FYI--partner was Charley Campbell from Missouri-an early BASS star. Winner that year was a young man who perfected a new method of fishing called flipping---Dave Gleibe. As I remember---10 fish limit final day--over 40 pounds.He was a protege of the father of flipping---Dee Thomas from Arizona I believe.


----------



## wwind3 (Sep 30, 2009)

wwind3 said:


> Thanx for the reports on my all time favorite lake! Looking hard at fishing the McDonald's Big Bass in May----got a cabin at Lowe's Cr. Hope things work out.
> 
> Fished a few tourneys out of Huxley including one BASS tourney in mid 70's in February out of San Miguel. Coldest boat ride of my life-motor controls froze up that morning. Partner was in 2nd place after 1st daybut we couldnt fish his spot-was his 1st day partners' fish--so we ran all the way to Bayou Seipe. Fished coffee can size spinner baits in chocolate water. He caught 2--me---zero all day.
> 
> FYI--partner was Charley Campbell from Missouri-an early BASS star. Winner that year was a young man who perfected a new method of fishing called flipping---Dave Gleibe. As I remember---10 fish limit final day--over 40 pounds.He was a protege of the father of flipping---Dee Thomas from Arizona I believe.


Gotta luv the internet! Some interesting names in here for any ole timers. I see I boated a total of 7.8 pounds(Norm Worley) Charley finished 16th and took home 900 bucks. Dave won 14,000 for his 83 pound sack.
http://www.bassmaster.com/tournaments/1977-louisiana-invitational/results/0?order=place&sort=asc


----------



## chucktx (Sep 12, 2011)

cool link, ww.......thanks!


----------



## cur_dog (Dec 16, 2010)

great read! That is some impressive totals. 

Dad fishing pretty much whenever the weather is good. If anyone needs a report for the Huxley Bay area shoot me a message.

Lake is about 2.5' higher than this time last year.


----------



## baytownboy (Jul 24, 2009)

cur_dog said:


> Headin to the lake today. Dad has been catching the bass in very shallow water. Nothing huge yet but lots of them. Wackey worms are the ticket right now.

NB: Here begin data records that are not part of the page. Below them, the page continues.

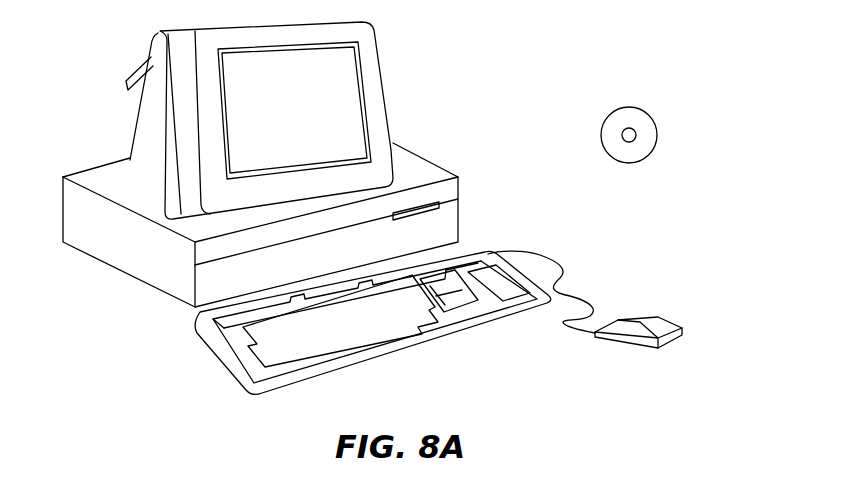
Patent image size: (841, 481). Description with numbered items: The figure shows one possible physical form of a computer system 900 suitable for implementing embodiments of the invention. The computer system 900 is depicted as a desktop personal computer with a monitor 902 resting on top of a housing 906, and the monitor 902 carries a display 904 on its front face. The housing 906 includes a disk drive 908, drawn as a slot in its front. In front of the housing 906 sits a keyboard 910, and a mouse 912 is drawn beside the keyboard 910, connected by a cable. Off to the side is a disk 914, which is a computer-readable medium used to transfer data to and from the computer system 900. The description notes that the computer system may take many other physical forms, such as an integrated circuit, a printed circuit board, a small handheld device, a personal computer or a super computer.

The computer system 900 is at (556, 23).
The monitor 902 is at (389, 125).
The display 904 is at (353, 78).
The housing 906 is at (165, 220).
The disk drive 908 is at (438, 203).
The keyboard 910 is at (370, 358).
The mouse 912 is at (680, 327).
The disk 914 is at (641, 108).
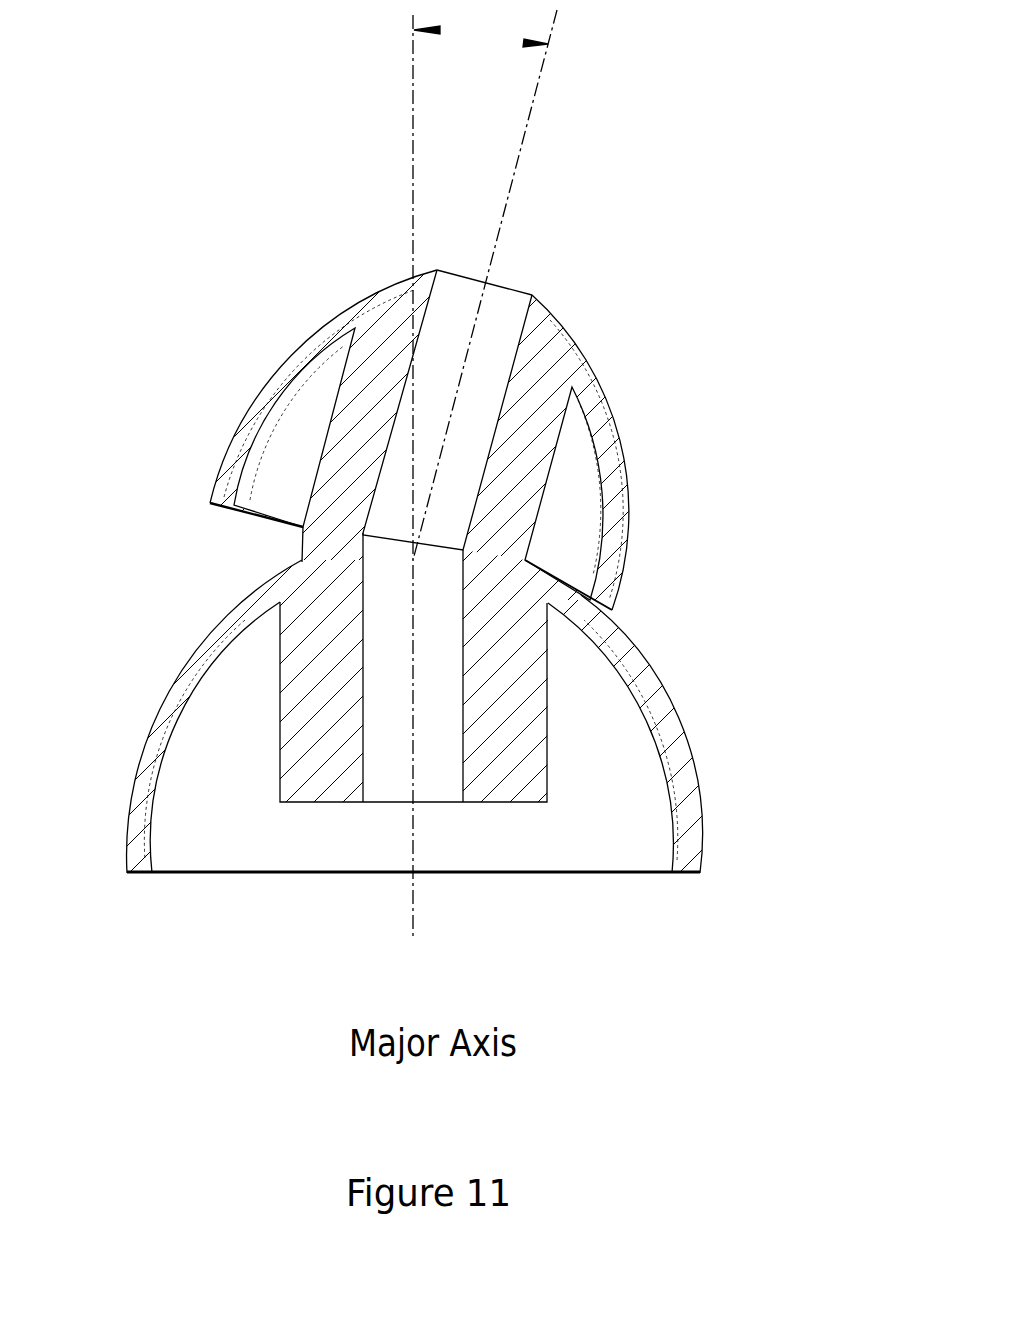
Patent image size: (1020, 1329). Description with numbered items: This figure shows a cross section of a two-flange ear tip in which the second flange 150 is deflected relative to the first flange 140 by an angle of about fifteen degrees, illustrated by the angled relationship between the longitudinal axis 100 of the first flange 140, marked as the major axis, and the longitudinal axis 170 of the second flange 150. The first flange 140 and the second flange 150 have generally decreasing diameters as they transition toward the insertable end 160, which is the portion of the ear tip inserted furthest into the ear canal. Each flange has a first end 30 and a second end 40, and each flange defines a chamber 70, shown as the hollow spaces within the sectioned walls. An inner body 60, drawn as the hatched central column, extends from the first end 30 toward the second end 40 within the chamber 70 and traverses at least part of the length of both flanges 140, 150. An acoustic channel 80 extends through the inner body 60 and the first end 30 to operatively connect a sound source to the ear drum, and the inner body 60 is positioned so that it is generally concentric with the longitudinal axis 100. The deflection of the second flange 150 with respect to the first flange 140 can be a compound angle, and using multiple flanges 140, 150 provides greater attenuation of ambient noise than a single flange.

The longitudinal axis 100 is at (397, 129).
The longitudinal axis of second flange 170 is at (542, 123).
The first end 30 is at (285, 568).
The insertable end 160 is at (368, 266).
The acoustic channel 80 is at (542, 282).
The inner body 60 is at (553, 369).
The second flange 150 is at (626, 396).
The chamber 70 is at (275, 437).
The second end 40 is at (226, 514).
The first flange 140 is at (691, 707).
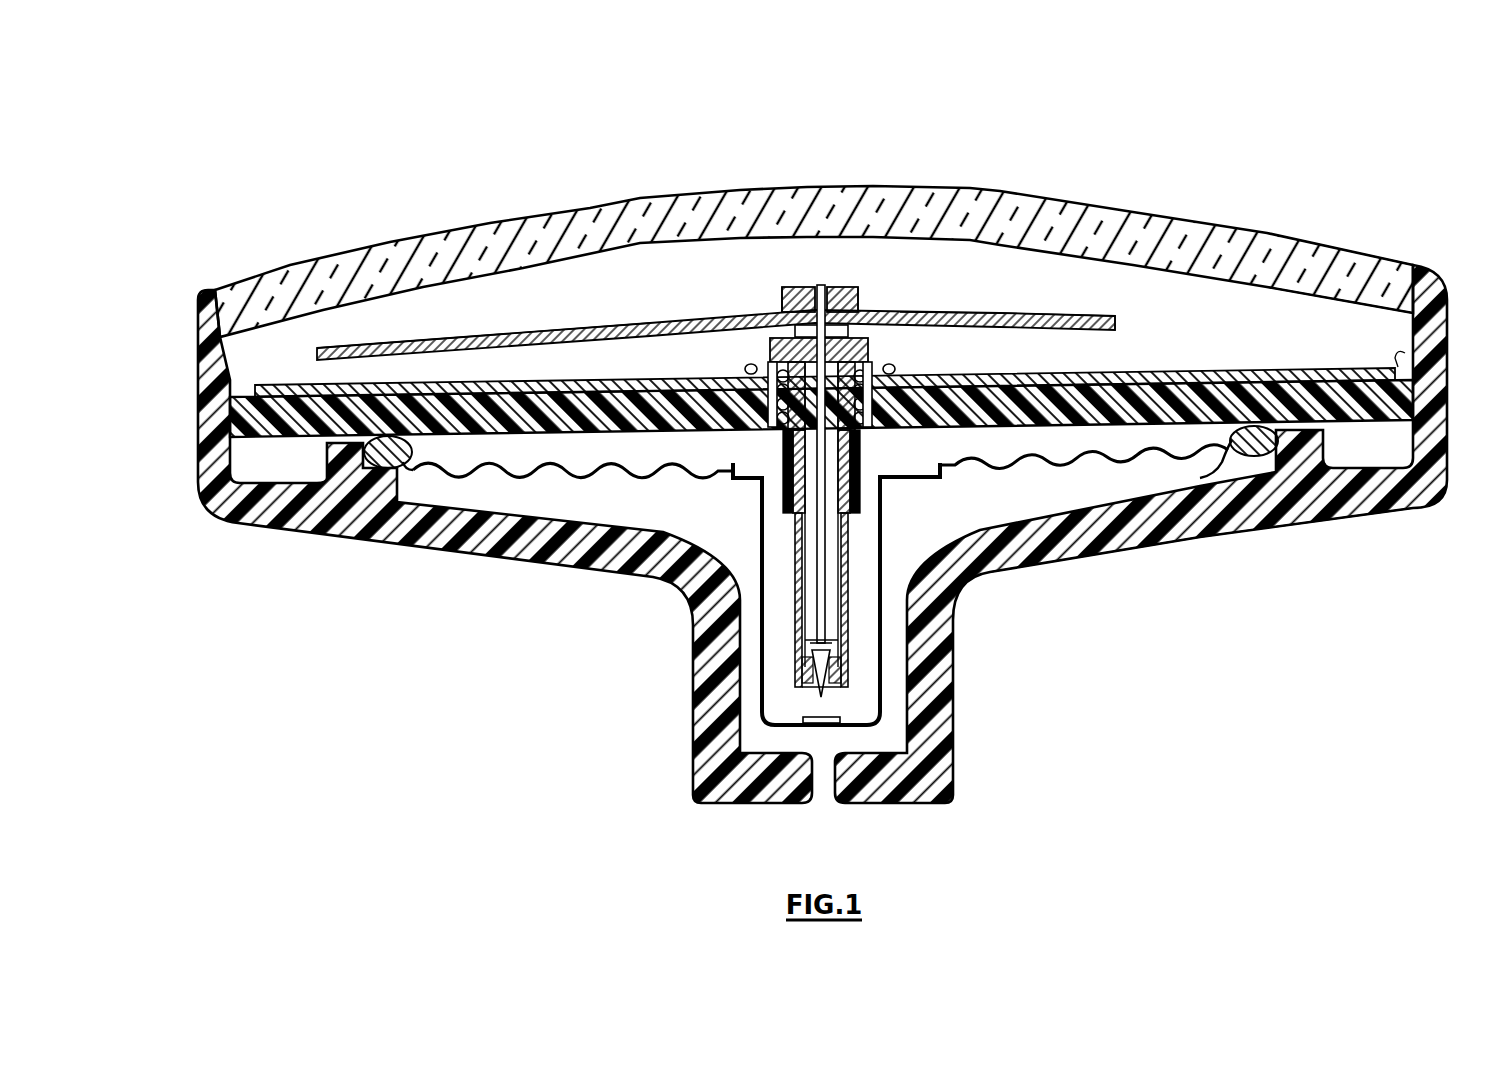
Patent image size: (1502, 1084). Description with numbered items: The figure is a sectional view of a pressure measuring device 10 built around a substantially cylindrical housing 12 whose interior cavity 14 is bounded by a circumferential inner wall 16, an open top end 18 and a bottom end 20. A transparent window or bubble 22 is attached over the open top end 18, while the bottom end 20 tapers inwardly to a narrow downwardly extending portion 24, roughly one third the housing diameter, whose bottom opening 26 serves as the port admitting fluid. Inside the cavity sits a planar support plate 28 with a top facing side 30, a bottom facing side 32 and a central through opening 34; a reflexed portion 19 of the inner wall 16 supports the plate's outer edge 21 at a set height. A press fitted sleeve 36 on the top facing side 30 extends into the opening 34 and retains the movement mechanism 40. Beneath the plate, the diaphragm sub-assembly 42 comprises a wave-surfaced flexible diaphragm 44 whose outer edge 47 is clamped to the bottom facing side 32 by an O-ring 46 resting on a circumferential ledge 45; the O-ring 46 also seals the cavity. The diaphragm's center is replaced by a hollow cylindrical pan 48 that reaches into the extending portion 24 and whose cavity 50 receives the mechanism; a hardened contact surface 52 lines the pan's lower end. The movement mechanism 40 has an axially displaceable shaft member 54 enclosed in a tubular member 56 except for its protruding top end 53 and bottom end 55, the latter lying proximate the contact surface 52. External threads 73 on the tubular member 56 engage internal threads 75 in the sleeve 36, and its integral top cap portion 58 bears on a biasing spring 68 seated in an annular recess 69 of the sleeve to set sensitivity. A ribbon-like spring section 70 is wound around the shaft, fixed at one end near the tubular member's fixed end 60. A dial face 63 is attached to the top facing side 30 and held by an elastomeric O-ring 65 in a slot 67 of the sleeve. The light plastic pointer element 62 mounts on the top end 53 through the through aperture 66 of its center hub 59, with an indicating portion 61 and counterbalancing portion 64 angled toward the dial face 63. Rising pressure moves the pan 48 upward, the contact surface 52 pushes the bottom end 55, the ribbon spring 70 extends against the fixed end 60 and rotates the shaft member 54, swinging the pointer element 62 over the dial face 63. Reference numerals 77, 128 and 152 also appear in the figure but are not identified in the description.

The pressure measuring device 10 is at (1280, 158).
The housing 12 is at (1400, 505).
The interior cavity 14 is at (1305, 318).
The circumferential inner wall 16 is at (1404, 323).
The open top end 18 is at (203, 290).
The reflexed portion 19 is at (240, 430).
The bottom end 20 is at (1178, 548).
The outer edge 21 is at (232, 432).
The window or bubble 22 is at (432, 235).
The downwardly extending portion 24 is at (955, 660).
The bottom opening 26 is at (824, 800).
The support plate 28 is at (1332, 400).
The top facing side 30 is at (1405, 358).
The bottom facing side 32 is at (1128, 420).
The central through opening 34 is at (740, 462).
The press fitted sleeve 36 is at (925, 318).
The movement mechanism 40 is at (858, 525).
The diaphragm sub-assembly 42 is at (952, 478).
The flexible diaphragm 44 is at (565, 480).
The circumferential ledge 45 is at (372, 478).
The O-ring 46 is at (408, 470).
The outer edge 47 is at (1226, 440).
The pan 48 is at (883, 705).
The cavity 50 is at (696, 654).
The contact surface 52 is at (788, 804).
The protruding top end 53 is at (858, 290).
The axially displaceable shaft member 54 is at (782, 310).
The bottom end 55 is at (805, 720).
The tubular member 56 is at (770, 550).
The top cap portion 58 is at (770, 345).
The center hub 59 is at (782, 290).
The fixed end 60 is at (710, 706).
The indicating portion 61 is at (524, 333).
The pointer element 62 is at (628, 325).
The dial face 63 is at (1271, 365).
The counterbalancing portion 64 is at (1100, 314).
The elastomeric O-ring 65 is at (895, 365).
The through aperture 66 is at (824, 287).
The slot 67 is at (893, 428).
The biasing spring 68 is at (740, 429).
The annular recess 69 is at (888, 362).
The ribbon-like spring section 70 is at (758, 616).
The external threads 73 is at (862, 465).
The internal threads 75 is at (862, 497).
The ring 77 is at (746, 369).
The cap edge 128 is at (780, 300).
The cap portion 152 is at (860, 304).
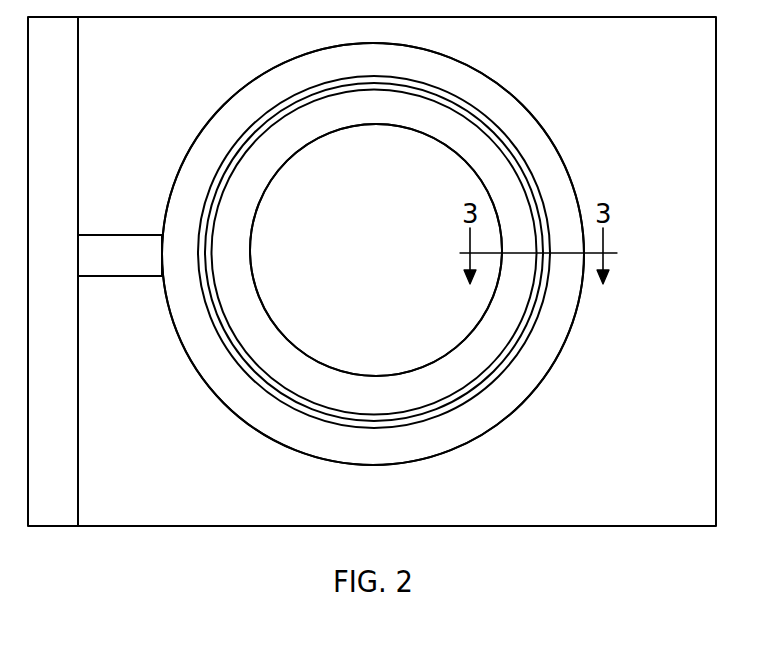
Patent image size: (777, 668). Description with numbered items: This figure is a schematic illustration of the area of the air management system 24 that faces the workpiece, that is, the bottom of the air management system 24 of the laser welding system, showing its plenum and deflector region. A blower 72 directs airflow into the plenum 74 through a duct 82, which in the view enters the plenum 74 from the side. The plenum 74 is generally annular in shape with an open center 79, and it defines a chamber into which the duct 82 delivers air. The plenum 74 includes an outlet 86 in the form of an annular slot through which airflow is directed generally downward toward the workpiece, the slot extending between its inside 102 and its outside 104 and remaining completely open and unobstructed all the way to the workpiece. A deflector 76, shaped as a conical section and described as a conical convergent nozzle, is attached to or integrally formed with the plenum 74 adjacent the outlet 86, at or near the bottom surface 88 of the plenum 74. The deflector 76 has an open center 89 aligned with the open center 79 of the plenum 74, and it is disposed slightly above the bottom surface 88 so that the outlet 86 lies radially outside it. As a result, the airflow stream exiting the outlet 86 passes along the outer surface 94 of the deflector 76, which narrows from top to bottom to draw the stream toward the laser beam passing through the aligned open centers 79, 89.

The air management system 24 is at (595, 132).
The blower 72 is at (67, 73).
The plenum 74 is at (483, 90).
The deflector 76 is at (455, 375).
The open center 79 is at (388, 260).
The duct 82 is at (134, 264).
The outlet 86 is at (527, 167).
The bottom surface 88 is at (543, 350).
The open center 89 is at (412, 298).
The outer surface 94 is at (392, 114).
The inside 102 is at (502, 137).
The outside 104 is at (487, 118).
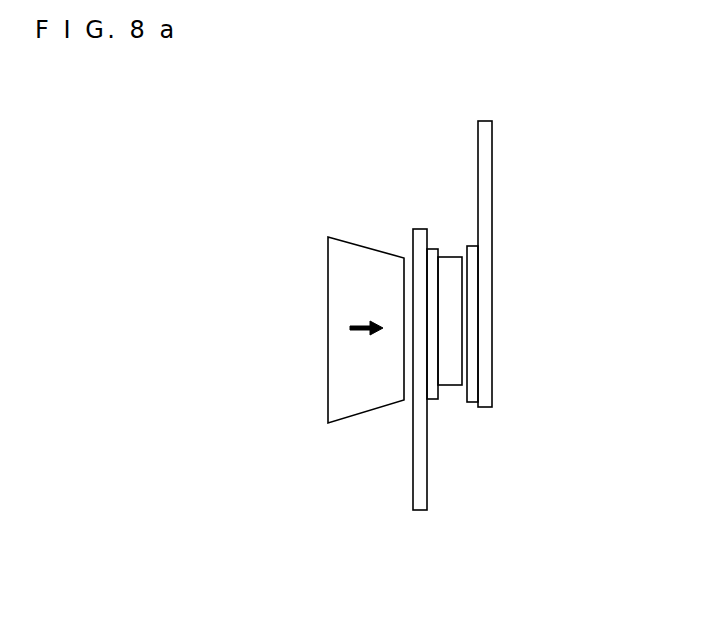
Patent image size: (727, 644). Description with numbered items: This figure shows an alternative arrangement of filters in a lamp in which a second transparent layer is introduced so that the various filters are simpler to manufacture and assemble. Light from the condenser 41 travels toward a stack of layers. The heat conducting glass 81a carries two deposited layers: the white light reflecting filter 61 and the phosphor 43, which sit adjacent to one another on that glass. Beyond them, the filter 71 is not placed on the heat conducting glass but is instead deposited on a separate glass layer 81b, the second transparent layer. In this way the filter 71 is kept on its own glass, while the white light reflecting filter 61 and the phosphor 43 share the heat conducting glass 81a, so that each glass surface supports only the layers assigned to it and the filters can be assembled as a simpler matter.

The condenser 41 is at (328, 258).
The phosphor 43 is at (450, 280).
The white light reflecting filter 61 is at (432, 395).
The filter 71 is at (475, 392).
The heat conducting glass 81a is at (423, 500).
The separate glass layer 81b is at (485, 140).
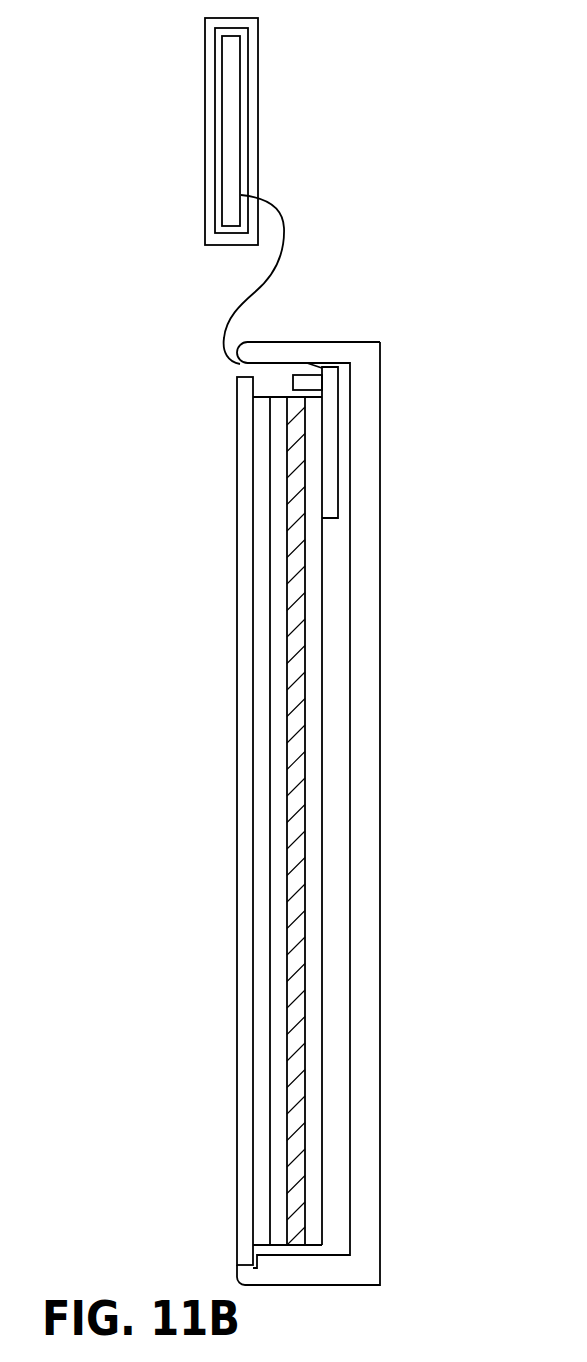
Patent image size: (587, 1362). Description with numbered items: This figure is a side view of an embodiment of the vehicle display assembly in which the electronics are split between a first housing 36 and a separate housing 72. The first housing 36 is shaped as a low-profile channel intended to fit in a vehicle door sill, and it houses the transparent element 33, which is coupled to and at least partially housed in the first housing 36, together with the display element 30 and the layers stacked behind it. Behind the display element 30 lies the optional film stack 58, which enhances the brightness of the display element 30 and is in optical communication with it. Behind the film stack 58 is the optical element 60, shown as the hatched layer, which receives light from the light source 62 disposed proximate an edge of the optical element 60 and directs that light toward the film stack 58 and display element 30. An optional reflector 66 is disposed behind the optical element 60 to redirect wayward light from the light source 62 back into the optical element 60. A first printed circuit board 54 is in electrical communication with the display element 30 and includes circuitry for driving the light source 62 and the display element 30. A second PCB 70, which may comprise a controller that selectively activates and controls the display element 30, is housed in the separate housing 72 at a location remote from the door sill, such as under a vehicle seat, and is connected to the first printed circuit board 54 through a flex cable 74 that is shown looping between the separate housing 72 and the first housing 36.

Whatever you use, make sure the back is *Blue*, Red Fins, Rattletraps or cranks.


----------



## wwind3 (Sep 30, 2009)

baytownboy said:


> Whatever you use, make sure the back is *Blue*, Red Fins, Rattletraps or cranks.


Unless it's crawfish time--I have worn 'em out on gold/black Rogues


----------



## wwind3 (Sep 30, 2009)

chucktx said:


> cool link, ww.......thanks!


welcome---pioneers of the sport were at that tourney---anda few locals who have done good. Bo Dowden who won the Classic, Greg Craft-still guiding there I think. Forrest Wood of Ranger Boats,Jimmy Houston, Bill Dance, didnt see Tommy Martin--maybe in there--guided out of Harborlight I believe.


----------



## wwind3 (Sep 30, 2009)

thanx, Curdog--if I fish the May McDonalds I may see if you have a pattern south of Pendleton Br. Havent fished the lake in many years---since the timber fell down. I could run it at nite back then-best nite lake I ever fished I guess--mainly Carrice Cr area out of Frontier Park.


----------